We changed the direction of the communications programme as a result, and equipped field officers with specific, easily-recalled examples of stories to tell in the villages.

Like I said, the WorldBank idea of asking parents to ensure their daughters are not married to men whose villages have no toilet is even better. But brilliant all the same – recognising that behavioural change and nudging means looking at how people live their lives and where they are pre-disposed to do something – and then creating interventions based on that.  It’s a more ethical, more effective way of helping populations – by allowing them an authentic voice first, then helping policy- and decision-makers (and in most cases, people from the communities themselves) amplify the positive behaviours themselves.

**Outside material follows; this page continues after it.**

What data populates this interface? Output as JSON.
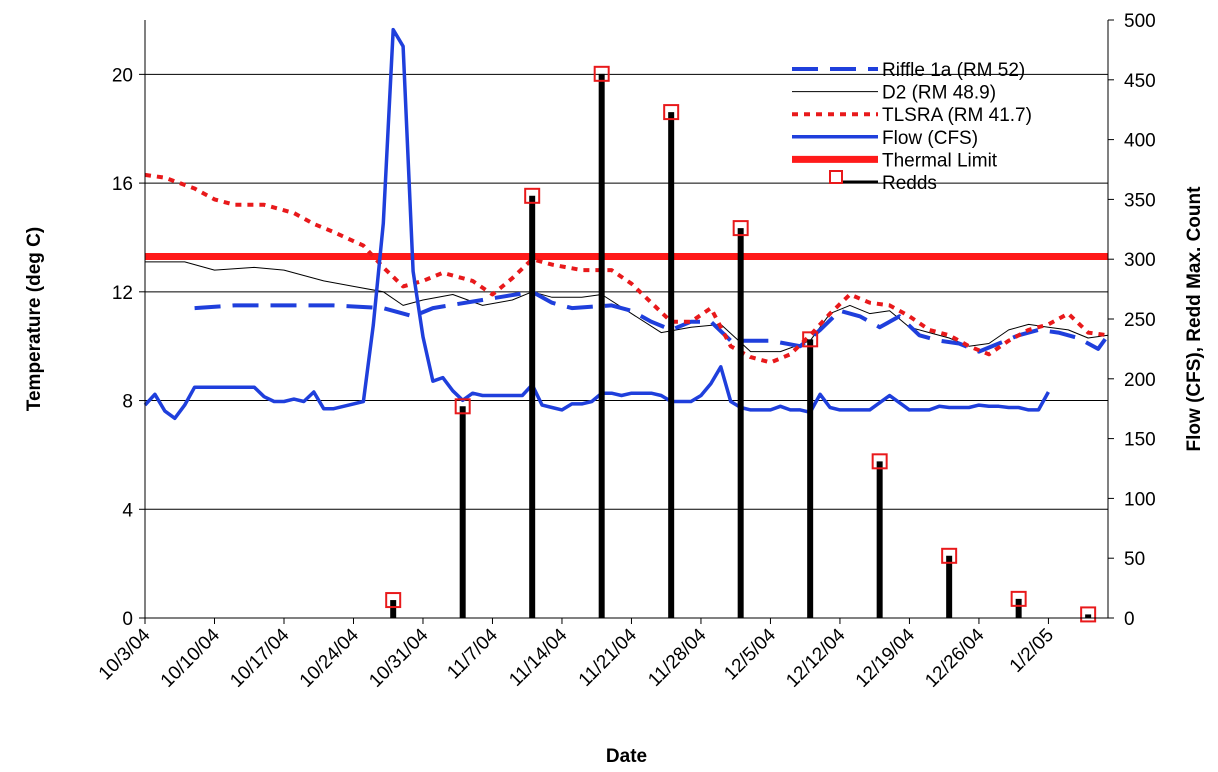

And, just for good measure, here’s an example of one of the stories, translated from the original Bangla, that helped us to reach our conclusion:

Lots of families in Keutgao village did not have latrines. Many of the girls from the families living in this village were of appropriate age for marriage, and therefore were receiving proposals from nearby villages.
There was such a case where a man and his family from a nearby village came over to this village to meet a girl who was a prospective match for him.
After some conversation and dinner, one of the guests asked to use the latrine. The girl’s father showed him the way to some bushes and informed him that they all use the bushes as a toilet.
The man’s family then left the girl’s house and informed her family that they would not be able to form a new relationship with a family that did not have a latrine.
Seeing how the lack of a latrine prevented their daughter from being able to get married, the family decided to install a proper, sanitary latrine in their home. Eventually, the family gained social acceptance and the girl got married. Not only did this family acquire a latrine of their own, but they inspired others to do the same as well.